Hybrids are Making Headway
Each year, auto shows give us a glimpse of futuristic vehicles that feature the kind of environmental solutions automotive research laboratories are dreaming up to wean us off our dependence on oil and rid us of air pollution.
In the race to market, spurred on by government and political pressures, the leaders of the pack are Toyota and Honda. Both companies’ hybrid products have successfully surpassed the “plug-in” style, short-range electric vehicles of the past and developed a more widely accepted Hybrid Gasoline-Electric Vehicle (HEV).
With gas prices soaring and a war in the Middle East, the popularity of these vehicles is on the rise. Why so popular? Two reasons: Environmental friendliness and fuel efficiency. How do 50+ miles to the gallon and 90% fewer smog-forming emissions sound?
For Honda, it’s the Insight and the new Civic Hybrid; for Toyota, the Prius. And just for the record, Toyota has taken the lead in sales to date, but the Civic Hybrid has been applauded by the press for bringing a “consumer-friendly,” popular model type to market. This seems to be the preferred strategy, as Ford, GM and Lexus are each planning hybrid launches in popular models as the Escape, Saturn Vue, Sierra/Silverado Trucks and RX330 within the next few years.
What is a Hybrid?
Ultimately, hybrid vehicles are a compromise between pollution-creating gas engines and inconvenient, small-range electric engines. A small, efficient gas engine acts as a “generator” to continually recharge an electric motor battery as the car is operating. These two “engines” work together to reduce the amount of gasoline needed — thus improving mileage and reducing tailpipe emissions. And there are lots of other efficiencies built into these vehicles.
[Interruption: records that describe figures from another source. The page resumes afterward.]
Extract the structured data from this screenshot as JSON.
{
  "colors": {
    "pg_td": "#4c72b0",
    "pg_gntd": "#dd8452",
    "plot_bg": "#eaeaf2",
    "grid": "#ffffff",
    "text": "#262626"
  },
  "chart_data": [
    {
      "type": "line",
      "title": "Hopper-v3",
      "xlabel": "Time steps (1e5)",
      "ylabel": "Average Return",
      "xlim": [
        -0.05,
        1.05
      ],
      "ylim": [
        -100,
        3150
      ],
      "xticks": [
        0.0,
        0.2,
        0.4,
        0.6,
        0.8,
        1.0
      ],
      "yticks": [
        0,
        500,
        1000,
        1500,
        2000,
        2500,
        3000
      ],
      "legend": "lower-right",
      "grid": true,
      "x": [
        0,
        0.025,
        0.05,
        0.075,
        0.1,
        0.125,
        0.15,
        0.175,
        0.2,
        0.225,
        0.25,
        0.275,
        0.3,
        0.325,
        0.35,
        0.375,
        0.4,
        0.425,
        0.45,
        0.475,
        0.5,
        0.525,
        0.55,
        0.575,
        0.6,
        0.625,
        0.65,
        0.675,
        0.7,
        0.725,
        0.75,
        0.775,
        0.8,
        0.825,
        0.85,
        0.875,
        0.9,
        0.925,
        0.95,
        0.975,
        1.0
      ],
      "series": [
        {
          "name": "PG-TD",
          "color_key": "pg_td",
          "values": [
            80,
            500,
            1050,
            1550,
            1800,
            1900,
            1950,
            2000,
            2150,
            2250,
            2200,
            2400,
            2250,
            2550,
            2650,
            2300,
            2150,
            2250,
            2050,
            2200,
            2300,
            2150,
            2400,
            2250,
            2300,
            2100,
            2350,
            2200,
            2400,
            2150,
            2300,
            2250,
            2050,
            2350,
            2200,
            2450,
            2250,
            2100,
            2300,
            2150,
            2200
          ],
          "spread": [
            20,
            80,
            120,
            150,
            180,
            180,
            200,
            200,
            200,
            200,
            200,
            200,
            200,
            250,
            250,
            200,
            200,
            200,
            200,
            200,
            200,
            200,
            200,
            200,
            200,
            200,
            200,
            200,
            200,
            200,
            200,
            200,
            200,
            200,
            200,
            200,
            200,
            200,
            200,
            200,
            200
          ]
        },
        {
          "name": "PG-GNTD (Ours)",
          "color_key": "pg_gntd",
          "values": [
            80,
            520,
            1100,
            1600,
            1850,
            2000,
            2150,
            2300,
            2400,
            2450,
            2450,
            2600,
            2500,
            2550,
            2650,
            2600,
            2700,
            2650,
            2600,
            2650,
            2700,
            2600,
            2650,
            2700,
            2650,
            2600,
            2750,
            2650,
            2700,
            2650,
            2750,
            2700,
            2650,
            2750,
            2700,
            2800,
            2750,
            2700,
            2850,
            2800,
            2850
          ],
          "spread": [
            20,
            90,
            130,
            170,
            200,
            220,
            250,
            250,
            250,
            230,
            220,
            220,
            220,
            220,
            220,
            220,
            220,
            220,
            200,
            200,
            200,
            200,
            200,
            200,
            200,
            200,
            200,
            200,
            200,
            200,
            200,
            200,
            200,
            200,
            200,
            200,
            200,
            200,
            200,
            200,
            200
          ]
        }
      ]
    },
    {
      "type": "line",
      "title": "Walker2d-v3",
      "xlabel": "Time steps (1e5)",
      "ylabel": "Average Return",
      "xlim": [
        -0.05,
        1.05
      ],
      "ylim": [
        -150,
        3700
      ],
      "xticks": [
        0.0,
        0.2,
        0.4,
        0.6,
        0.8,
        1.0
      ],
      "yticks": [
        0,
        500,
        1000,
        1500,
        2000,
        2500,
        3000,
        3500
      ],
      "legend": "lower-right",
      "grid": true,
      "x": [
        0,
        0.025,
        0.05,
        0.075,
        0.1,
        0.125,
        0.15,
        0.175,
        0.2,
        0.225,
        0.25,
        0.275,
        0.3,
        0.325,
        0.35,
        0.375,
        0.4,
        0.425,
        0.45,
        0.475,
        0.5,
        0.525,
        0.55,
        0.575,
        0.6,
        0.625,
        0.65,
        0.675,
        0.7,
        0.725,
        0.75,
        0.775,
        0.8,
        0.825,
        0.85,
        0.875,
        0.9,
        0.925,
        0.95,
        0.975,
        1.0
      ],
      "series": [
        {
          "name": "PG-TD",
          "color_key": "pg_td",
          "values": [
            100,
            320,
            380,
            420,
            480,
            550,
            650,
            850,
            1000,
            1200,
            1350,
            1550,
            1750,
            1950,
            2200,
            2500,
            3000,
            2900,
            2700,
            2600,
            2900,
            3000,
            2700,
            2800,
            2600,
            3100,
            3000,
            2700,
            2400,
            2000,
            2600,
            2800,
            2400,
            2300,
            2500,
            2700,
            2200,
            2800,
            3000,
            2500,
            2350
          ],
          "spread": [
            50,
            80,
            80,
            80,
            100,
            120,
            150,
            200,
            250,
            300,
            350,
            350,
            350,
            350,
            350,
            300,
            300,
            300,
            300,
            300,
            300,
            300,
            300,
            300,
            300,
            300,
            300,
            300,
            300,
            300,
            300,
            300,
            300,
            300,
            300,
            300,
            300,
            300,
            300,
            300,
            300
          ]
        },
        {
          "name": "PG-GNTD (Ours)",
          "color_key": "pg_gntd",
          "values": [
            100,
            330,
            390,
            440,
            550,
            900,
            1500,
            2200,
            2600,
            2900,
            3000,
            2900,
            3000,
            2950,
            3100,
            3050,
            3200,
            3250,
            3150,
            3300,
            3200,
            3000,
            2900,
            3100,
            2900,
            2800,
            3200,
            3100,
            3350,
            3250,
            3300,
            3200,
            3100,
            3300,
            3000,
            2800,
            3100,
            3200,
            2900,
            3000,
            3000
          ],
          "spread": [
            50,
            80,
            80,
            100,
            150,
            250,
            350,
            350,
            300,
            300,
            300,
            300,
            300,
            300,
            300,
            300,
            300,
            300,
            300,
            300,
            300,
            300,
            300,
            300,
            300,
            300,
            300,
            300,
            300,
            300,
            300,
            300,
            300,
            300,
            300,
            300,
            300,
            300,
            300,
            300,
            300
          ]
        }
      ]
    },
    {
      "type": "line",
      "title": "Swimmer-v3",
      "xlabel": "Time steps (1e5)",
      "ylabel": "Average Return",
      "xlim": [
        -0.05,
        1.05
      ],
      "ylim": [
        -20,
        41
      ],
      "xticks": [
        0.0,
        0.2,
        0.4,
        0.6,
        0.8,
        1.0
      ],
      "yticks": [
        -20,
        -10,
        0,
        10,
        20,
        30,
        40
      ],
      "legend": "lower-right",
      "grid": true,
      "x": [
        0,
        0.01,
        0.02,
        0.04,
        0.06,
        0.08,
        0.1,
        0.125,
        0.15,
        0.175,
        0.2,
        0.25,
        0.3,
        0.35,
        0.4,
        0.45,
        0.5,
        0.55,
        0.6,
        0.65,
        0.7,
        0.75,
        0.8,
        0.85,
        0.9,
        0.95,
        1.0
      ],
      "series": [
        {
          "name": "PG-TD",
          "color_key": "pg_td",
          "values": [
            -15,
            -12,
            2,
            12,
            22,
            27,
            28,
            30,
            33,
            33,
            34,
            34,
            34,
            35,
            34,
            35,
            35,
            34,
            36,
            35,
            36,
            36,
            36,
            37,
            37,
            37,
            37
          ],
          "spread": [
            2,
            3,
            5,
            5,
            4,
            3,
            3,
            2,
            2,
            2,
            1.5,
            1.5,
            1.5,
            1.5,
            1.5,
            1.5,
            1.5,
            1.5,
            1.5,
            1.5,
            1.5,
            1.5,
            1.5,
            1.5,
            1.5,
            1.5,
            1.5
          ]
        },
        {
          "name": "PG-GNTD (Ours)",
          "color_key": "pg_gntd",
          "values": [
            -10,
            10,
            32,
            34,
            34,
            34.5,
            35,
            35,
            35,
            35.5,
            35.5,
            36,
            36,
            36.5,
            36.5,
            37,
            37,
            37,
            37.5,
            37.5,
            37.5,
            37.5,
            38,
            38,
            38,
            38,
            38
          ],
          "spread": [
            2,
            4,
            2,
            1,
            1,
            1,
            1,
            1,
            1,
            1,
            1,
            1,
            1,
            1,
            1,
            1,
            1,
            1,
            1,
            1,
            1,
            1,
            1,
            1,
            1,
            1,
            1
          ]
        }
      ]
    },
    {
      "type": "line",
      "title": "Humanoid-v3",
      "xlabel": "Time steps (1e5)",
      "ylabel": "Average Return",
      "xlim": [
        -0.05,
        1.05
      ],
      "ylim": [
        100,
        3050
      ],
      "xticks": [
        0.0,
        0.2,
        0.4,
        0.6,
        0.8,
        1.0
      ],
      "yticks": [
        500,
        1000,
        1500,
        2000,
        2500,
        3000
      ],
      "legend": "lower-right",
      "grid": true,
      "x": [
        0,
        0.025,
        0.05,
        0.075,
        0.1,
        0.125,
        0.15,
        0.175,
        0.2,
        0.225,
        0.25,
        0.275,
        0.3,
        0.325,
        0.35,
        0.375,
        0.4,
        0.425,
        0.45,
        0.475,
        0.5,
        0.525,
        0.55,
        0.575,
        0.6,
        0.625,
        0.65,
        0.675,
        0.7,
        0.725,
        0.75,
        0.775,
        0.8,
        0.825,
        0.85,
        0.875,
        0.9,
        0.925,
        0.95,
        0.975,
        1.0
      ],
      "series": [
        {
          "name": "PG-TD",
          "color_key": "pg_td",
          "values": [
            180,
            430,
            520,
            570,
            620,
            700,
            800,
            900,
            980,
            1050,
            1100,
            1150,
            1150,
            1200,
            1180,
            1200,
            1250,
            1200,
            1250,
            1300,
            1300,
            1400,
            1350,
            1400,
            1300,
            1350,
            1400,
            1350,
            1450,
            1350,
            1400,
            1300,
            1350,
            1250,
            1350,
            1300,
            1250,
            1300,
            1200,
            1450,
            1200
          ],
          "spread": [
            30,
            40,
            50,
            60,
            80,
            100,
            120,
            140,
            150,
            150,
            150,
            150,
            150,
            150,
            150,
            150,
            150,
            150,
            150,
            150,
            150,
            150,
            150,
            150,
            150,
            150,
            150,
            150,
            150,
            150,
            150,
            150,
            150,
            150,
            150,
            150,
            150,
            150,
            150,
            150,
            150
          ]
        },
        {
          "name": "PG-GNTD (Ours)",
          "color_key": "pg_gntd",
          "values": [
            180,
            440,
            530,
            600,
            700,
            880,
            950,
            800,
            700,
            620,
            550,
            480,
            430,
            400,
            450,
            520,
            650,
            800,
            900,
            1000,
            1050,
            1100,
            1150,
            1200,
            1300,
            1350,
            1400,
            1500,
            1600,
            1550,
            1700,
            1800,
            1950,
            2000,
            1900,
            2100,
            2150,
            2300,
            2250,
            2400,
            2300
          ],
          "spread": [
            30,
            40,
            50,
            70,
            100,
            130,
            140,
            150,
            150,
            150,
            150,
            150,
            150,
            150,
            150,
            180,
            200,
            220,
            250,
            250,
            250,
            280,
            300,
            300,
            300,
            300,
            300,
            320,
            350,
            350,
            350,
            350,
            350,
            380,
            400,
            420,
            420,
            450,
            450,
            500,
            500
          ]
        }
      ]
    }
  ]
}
Engine Shut-off During Stops
Since the hybrid car has an electric engine, it does not need to rely on the gas engine all the time. For instance, when stopped at a red light, the engine shuts off to conserve energy. As soon as the accelerator is pressed, the gas engine resumes running.
Aerodynamic Shape Reduces Drag
These cars are designed with a distinctively low front end to cut through the wind with ease and all external objects like wheel housings and mirrors are reduced greatly for aerodynamic efficiency.
Low-Rolling Resistance Tires
Small tires are both stiffer and inflated to a higher pressure, resulting in half the drag of conventional tires.
The overall weight of these cars actually increase their mileage. Composite materials like carbon fiber or lightweight metals like aluminum and magnesium have been used to reduce weight. Even with these lighter materials, crumple zones, airbags and anti-lock brakes are standard on these vehicles and safety ratings are average to high.
A Popular Choice
The key motivation for sales growth of these vehicles in the past has been interest in the environment and a secondary attraction — especially from young people — is the desire to be on the razor’s edge of new technologies. Now, gas mileage is key in the growing interest in hybrids.
Future hybrid projections are ambitious. Cameron Diaz bragged about hers on The Tonight Show and Larry David tools around in his Honda Civic Hybrid on the HBO hit, Curb Your Enthusiasm. The academy awards featured many environmental activists being dropped off in their HEVs on the red carpet as well. But even with all the hoopla, the amount of press received does not necessarily translate to sales.
Perceived Cost is a Factor
Although this market is expected to grow, the cost of these vehicles continues to be an obstacle. Paying a premium of around $4,000 when comparing the Toyota Prius to the Corolla and the Honda Civic Hybrid to the Civic, the purchase can be perceived as a tough financial pill to swallow.
Other "down-sides" include reduced horsepower and battery maintenance costs, however the future hybrids are promising even lower emmissions and faster engines.
Other Environmentally-Friendly Vehicles
Competing technologies such as the newer diesels — big in Europe — and hydrogen fuel cells are claiming that their products will simply replace the hybrid technology by providing the kind of performance people desire with the environmental advantages of the hybrid. But because these technologies both require a source of fuel that is not easily accessible to the average American consumer, there is still some groundwork to be done.
In February 2003, a poll conducted by Auto Remarketing reported 78% of new car buyers would consider hybrids if given the federal tax break and named hybrids as the fifth most popular type of vehicle they’d like to purchase.
So whether hybrids are here to stay or simply a transitional environmental solution, you can choose to be a responsible global citizen right now and become the “greenest” person on your block.